The magazine wrote in 2018: “When we coined the term ‘megafire’ for wildfires that exceed 100,000 acres, it was in the back of our mind that if a fire reached 1 million acres it would be called a ‘gigafire.’ ”

Fast forward to 2020 and a Wildfire Today reporter asked his Twitter followers what to name a fire that burned 1 million acres — and one respondent said: “gigafire of course.”

Wherever the term originated, it’s here — and likely here to stay.

“There is the anticipated expectation that this will not be the only one. We do have the risk, as a society, of seeing more of these massive fires,” said Tom Larsen, principal of insurance solutions at CoreLogic. “It’s not going to be something we see all the time, but there are pressures that lead us to say it could occur even if it’s very infrequent.

Take the August Complex fire, for example. It was ignited by 38 lightning strikes. That’s due to tropical storms and thunderstorms becoming more and more powerful as a result of climate change.

“They’re very rare, but you could have 50 to 100 lightning strikes simultaneously,” said Larsen.

It’s important to make the distinction that acreage burned does not directly correlate to insured losses. In fact, the August Complex fire ranks 17th on the list of the most destructive California wildfires, according to Cal Fire.

The top five show a wide range of acreage burned. The most destructive, the Camp Fire incident from 2018, destroyed more than 18,000 structures, killed 85 people, but burned approximately 10% of the acreage of the August Complex wildfire.

“There’s a disconnect. The size of the fire and the size of the insurance loss are not strongly correlated,” said Larsen.

Mark Sektnan, vice president of the American Property Casualty Insurance Association, added that “the two massive fires we had in terms of acreage both happened in relatively unpopulated areas. [If] one of these was to hit a highly populated area, the implications would be disastrous.”

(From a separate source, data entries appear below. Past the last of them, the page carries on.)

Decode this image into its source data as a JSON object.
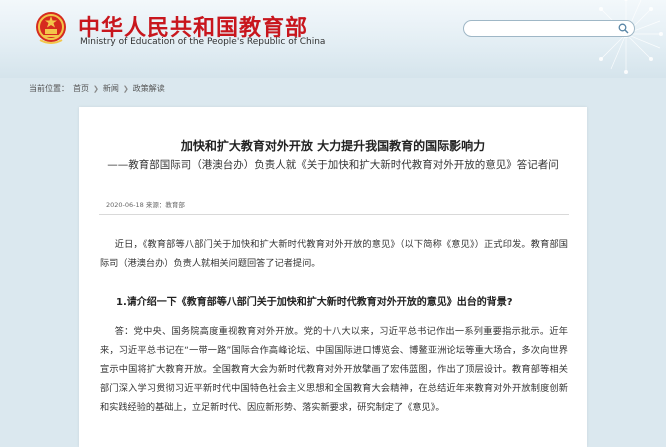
{
  "header": {
    "site_title": "中华人民共和国教育部",
    "site_subtitle": "Ministry of Education of the People's Republic of China",
    "search": {
      "value": "",
      "placeholder": ""
    },
    "icons": {
      "emblem": "national-emblem-icon",
      "search": "search-icon"
    }
  },
  "breadcrumb": {
    "label": "当前位置：",
    "items": [
      "首页",
      "新闻",
      "政策解读"
    ]
  },
  "article": {
    "title": "加快和扩大教育对外开放 大力提升我国教育的国际影响力",
    "subtitle": "——教育部国际司（港澳台办）负责人就《关于加快和扩大新时代教育对外开放的意见》答记者问",
    "meta": "2020-06-18 来源：教育部",
    "para1": "近日，《教育部等八部门关于加快和扩大新时代教育对外开放的意见》（以下简称《意见》）正式印发。教育部国际司（港澳台办）负责人就相关问题回答了记者提问。",
    "question1": "1.请介绍一下《教育部等八部门关于加快和扩大新时代教育对外开放的意见》出台的背景?",
    "para2": "答：党中央、国务院高度重视教育对外开放。党的十八大以来，习近平总书记作出一系列重要指示批示。近年来，习近平总书记在“一带一路”国际合作高峰论坛、中国国际进口博览会、博鳌亚洲论坛等重大场合，多次向世界宣示中国将扩大教育开放。全国教育大会为新时代教育对外开放擘画了宏伟蓝图，作出了顶层设计。教育部等相关部门深入学习贯彻习近平新时代中国特色社会主义思想和全国教育大会精神，在总结近年来教育对外开放制度创新和实践经验的基础上，立足新时代、因应新形势、落实新要求，研究制定了《意见》。"
  },
  "colors": {
    "title_red": "#c8161d",
    "background": "#dbe8ef",
    "panel": "#ffffff"
  }
}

Wildfire Season Is Getting Longer and More Unpredictable

When Sektnan began working in the field years ago, the seasonality of wildfires was predictable: He’d start the radio interview circuit in June and July, reminding people to prepare for the wildfires coming in October when autumn winds were heaviest. This year, major fires started in August and some burned into November and December.

“We say we don’t really have a season anymore, and I think the fire officials are starting to say that now, too,” said Sektnan. “Wildfires are something we need to prepare for year round.”

Fighting fires for months leaves firefighters with less time for suppression efforts like removing the burnable vegetation in vulnerable areas.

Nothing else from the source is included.